Why cricketers never suffer from backbone injuries?

By John Cheeran

Have you ever wondered why cricketers never suffer from backbone injuries? Read Sachin Tendulkar’s statement to the media on Friday, and you will understand. The man who conquered the best of bowlers, slow and fast, is still uneasy about fielding questions. Hence a convenient, anodyne statement, that does not tell us anything, does not take a position on anything that is germane to the malaise that afflicts Indian cricket.

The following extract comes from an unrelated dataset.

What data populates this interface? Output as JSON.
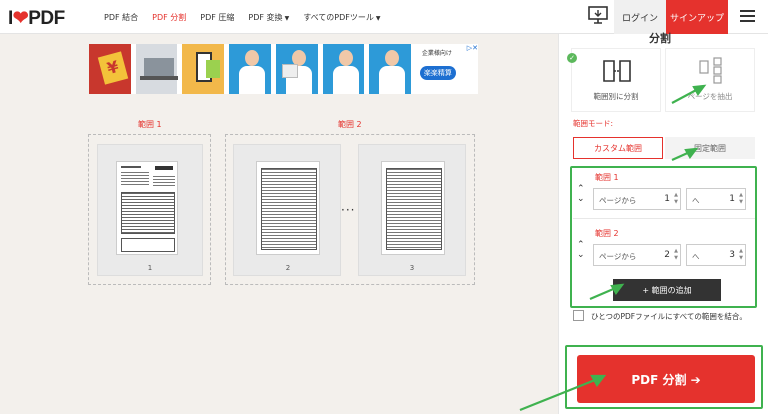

Let me quote the great batsman: “During this difficult phase, I join every cricketer, from the boys in the maidans across the country to those who represent clubs, states and the country, who trust the

authorities to take sincere steps to get to the root of the issue.”

So what’s the issue, Tendulkar?

It appears you are too terrified to utter the word ‘fixing’. And significantly, you still have trust in those who employ you, that is Board of Control for Cricket in India (BCCI), when you say “you trust the authorities to take sincere steps.”

Ahem. This pearl of wisdom comes from the elder statesman of world cricket, who has played international cricket since 1989.

Is Tendulkar living in denial? Why? Does he think the BCCI has failed in keeping cricket clean and corruption-free in India? Does he think that the BCCI should subject itself to an overhaul? There are no answers.